Ce dimanche 17 juin 2018 c’était la septième édition du GO Sport Running à Versailles. Organisé par GO Sport, cet événement a lieu au coeur du parc et des jardins du Château de Versailles et est composé de quatre formats de course. Deux courses sont réservées aux adultes : la Course Royale de 15km accessibles aux hommes et femmes, mêlant plusieurs types de terrains (route, pelouse, pavés) et la Course des Princesses de 8km uniquement féminine. Les deux autres sont réservées aux enfants : la Course des Grands de 2km et la Course des Chevaliers de 400m. Vous l’aurez compris, l’évènement est accessible à tous et se veut convivial, nombreux se déguisent pour l’occasion. Il s’étale sur toute la journée et met à disposition diverses animations, points de restaurations et zones de pique-nique pour permettre aux participants de passer une journée entre amis ou en famille.

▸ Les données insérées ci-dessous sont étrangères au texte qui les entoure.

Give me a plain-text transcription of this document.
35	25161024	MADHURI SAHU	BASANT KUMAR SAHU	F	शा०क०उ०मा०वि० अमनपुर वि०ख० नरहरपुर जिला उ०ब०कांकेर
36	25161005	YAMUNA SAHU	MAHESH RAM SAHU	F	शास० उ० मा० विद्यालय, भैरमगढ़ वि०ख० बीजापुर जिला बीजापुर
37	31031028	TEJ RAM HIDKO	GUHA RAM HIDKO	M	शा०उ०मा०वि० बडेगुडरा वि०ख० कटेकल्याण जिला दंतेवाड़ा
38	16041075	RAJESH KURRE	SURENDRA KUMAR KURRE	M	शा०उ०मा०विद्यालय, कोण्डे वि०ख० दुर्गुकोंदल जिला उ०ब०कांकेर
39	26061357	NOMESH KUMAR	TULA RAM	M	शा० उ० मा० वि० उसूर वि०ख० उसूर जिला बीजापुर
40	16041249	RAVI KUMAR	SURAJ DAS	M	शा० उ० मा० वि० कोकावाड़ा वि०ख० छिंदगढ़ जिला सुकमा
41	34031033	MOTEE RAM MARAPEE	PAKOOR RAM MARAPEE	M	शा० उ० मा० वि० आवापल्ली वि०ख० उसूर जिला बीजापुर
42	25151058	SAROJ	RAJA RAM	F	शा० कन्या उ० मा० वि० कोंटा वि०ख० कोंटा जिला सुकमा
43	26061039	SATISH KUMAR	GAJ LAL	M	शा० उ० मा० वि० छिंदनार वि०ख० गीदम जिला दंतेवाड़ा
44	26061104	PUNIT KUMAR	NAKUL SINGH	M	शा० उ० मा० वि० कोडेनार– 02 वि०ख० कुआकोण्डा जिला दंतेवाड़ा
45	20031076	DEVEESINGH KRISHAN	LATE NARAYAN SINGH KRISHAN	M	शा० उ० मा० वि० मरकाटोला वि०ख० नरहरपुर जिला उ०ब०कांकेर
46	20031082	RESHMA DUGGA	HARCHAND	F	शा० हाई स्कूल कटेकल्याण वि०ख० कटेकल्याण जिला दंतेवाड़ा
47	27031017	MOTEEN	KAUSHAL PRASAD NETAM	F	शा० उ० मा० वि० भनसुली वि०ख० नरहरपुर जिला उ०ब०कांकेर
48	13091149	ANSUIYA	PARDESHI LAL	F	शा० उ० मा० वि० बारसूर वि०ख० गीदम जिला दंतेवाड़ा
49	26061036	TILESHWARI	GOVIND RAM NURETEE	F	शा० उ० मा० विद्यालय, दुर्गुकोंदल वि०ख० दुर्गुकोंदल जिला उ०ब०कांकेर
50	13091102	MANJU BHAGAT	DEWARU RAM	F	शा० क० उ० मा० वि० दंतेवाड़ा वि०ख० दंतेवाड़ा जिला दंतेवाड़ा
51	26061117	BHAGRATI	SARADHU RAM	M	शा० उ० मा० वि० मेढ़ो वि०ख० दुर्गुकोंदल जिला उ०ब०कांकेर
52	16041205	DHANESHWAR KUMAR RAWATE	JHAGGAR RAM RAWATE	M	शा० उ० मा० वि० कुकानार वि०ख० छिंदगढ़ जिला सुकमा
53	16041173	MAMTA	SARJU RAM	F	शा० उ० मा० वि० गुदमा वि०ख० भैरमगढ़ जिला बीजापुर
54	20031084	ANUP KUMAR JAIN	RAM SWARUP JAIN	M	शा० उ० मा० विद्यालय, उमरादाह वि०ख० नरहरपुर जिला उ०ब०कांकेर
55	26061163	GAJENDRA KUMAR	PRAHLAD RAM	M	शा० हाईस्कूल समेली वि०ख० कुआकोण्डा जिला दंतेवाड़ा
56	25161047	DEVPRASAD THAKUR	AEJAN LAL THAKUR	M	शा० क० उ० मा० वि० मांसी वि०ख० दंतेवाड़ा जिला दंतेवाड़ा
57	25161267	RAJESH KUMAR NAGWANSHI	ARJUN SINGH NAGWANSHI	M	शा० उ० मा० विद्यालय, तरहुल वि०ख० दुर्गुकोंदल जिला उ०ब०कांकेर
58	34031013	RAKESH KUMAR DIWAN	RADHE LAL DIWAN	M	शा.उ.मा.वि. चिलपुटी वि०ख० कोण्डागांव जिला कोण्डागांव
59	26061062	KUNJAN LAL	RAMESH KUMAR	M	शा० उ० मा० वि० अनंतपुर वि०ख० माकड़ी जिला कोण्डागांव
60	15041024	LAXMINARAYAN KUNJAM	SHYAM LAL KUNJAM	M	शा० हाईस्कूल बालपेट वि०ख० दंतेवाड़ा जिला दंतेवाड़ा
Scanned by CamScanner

Cette course a une petite particularité, puisque qu’en plus d’offrir un parcours splendide, une partie du prix de chaque dossard est réservée à la restauration des statues des jardins du Château.

Etat des lieux.

Je vous disais dans mon article #MonMoisSportif du mois de mai (retrouvez-le ici), je ne prenais plus trop de plaisir à courir. Et comme il est hors de question pour moi de me forcer, j’avais un petit peu ralenti le rythme côté running. J’ai repris du plaisir lors du marathon-duo de la Baie du Mont-Saint-Michel (mon compte-rendu par ), puis lors d’une sortie entre amies dans le bois de Vincennes. Et puis le récent réveil de mon syndrôme fémoro-patellaire m’a conforté à lever le pied. A côté de ça, une période de rush côté professionnel/études ayant pour conséquence des nuits courtes et un manque de sommeil qui s’accumule. Alors contrairement au marathon-duo du mois de mai où j’avais décidé de me mettre un petit coup de pied aux fesses, j’avais bien l’intention de parcourir ces 15 kilomètres à un rythme bien moins rapide. Pas de performance en vue donc, le mot d’ordre était juste de prendre du plaisir.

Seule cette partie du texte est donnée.